Kathy Scott enjoys the warmth of her new home after getting the cost of installing insulation and...
Kathy Scott enjoys the warmth of her new home after getting the cost of installing insulation and a heat pump added to her rates bill. Photo by Dan Hutchinson.
A year on from the start of a trial to allow home owners to add the cost of insulation and heating appliances to their rates bill and the Dunedin City Council has underwritten more than $2 million in loans. Dan Hutchinson looks at the popularity of the Warm Dunedin scheme. About $2 million has been loaned to hundreds of Dunedin home owners to insulate and heat their houses under the scheme.

The trial of the Warm Dunedin scheme finishes at the end of this month with more than 500 houses upgraded through the initiative.

Warm Dunedin Co-ordinator Nathan Keen said the council would review the scheme when it finishes and it could become a permanent option for people.

Others think the scheme could be expanded to include solar energy and other energy-saving technology.

Warm Dunedin allows people to add the cost of installing insulation and certain heating appliances to their rates bill and pay it off over 10 years as a targeted rate.

Roslyn woman Kathy Scott's family accessed the full $5000 in loans allowed under the scheme to insulate under the floor and the ceiling and install a heat pump.

She said she did not even notice the extra amount coming off the rates.

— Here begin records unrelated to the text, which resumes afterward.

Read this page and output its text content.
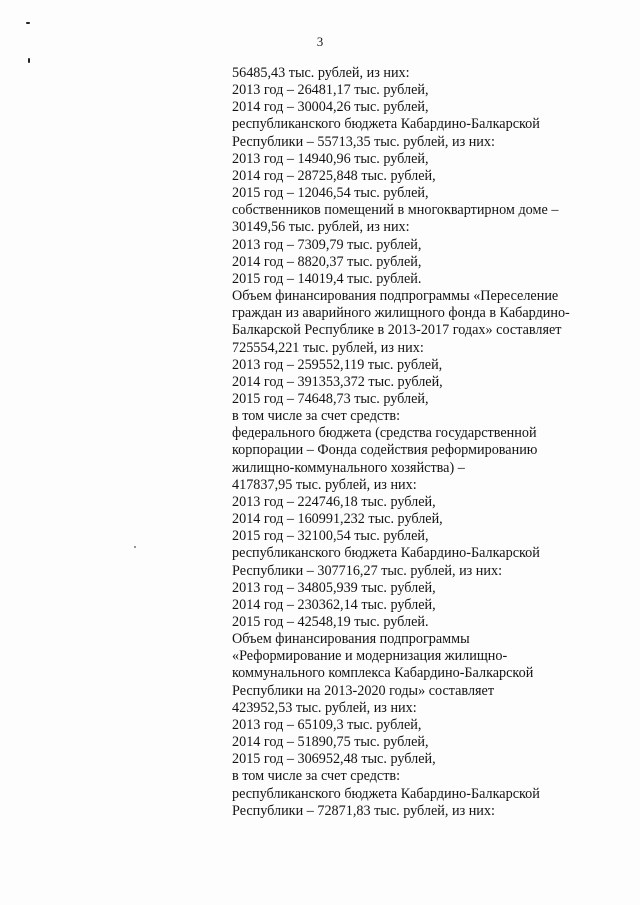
3
56485,43 тыс. рублей, из них:
2013 год – 26481,17 тыс. рублей,
2014 год – 30004,26 тыс. рублей,
республиканского бюджета Кабардино-Балкарской
Республики – 55713,35 тыс. рублей, из них:
2013 год – 14940,96 тыс. рублей,
2014 год – 28725,848 тыс. рублей,
2015 год – 12046,54 тыс. рублей,
собственников помещений в многоквартирном доме –
30149,56 тыс. рублей, из них:
2013 год – 7309,79 тыс. рублей,
2014 год – 8820,37 тыс. рублей,
2015 год – 14019,4 тыс. рублей.
Объем финансирования подпрограммы «Переселение
граждан из аварийного жилищного фонда в Кабардино-
Балкарской Республике в 2013-2017 годах» составляет
725554,221 тыс. рублей, из них:
2013 год – 259552,119 тыс. рублей,
2014 год – 391353,372 тыс. рублей,
2015 год – 74648,73 тыс. рублей,
в том числе за счет средств:
федерального бюджета (средства государственной
корпорации – Фонда содействия реформированию
жилищно-коммунального хозяйства) –
417837,95 тыс. рублей, из них:
2013 год – 224746,18 тыс. рублей,
2014 год – 160991,232 тыс. рублей,
2015 год – 32100,54 тыс. рублей,
республиканского бюджета Кабардино-Балкарской
Республики – 307716,27 тыс. рублей, из них:
2013 год – 34805,939 тыс. рублей,
2014 год – 230362,14 тыс. рублей,
2015 год – 42548,19 тыс. рублей.
Объем финансирования подпрограммы
«Реформирование и модернизация жилищно-
коммунального комплекса Кабардино-Балкарской
Республики на 2013-2020 годы» составляет
423952,53 тыс. рублей, из них:
2013 год – 65109,3 тыс. рублей,
2014 год – 51890,75 тыс. рублей,
2015 год – 306952,48 тыс. рублей,
в том числе за счет средств:
республиканского бюджета Кабардино-Балкарской
Республики – 72871,83 тыс. рублей, из них:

The heat pump had proved much cheaper than she first thought it would be and it had made a big difference to the family of four.

''It is quite a big house, high ceilings and we were sort of in the habit of heating the room we were in but now we are pretty much cosy everywhere.''

Blueskin Resilient Communities Trust manager Scott Willis said the targeted rate was ''an excellent mechanism'' and it could be used to fund other energy saving technology as well.

''The first off the rank would have to be solar photo-voltaic. There is huge demand, the price is right, there is a ready community wanting to do it and it makes sense to tie [the cost] to the house.''

He had spent $6500 installing photo-voltaic panels on his own house last year and said it would not take long to pay back.

''I paid my electricity bill yesterday, it was $41, so that makes a change from $150.''

Mr Keen said people should try and get a quote from insulation and heating installers by the middle of this month to make sure their application could be processed before the initiative ended on April 30.

He said the uptake of the scheme slowed over the summer and he was expecting a ''late rush'' of applications this month as people prepared for winter.

Low income home owners can also access Government subsidies to help towards the cost of insulation through the Energy Efficiency Conservation Authority Warm Up New Zealand: Healthy Homes programme.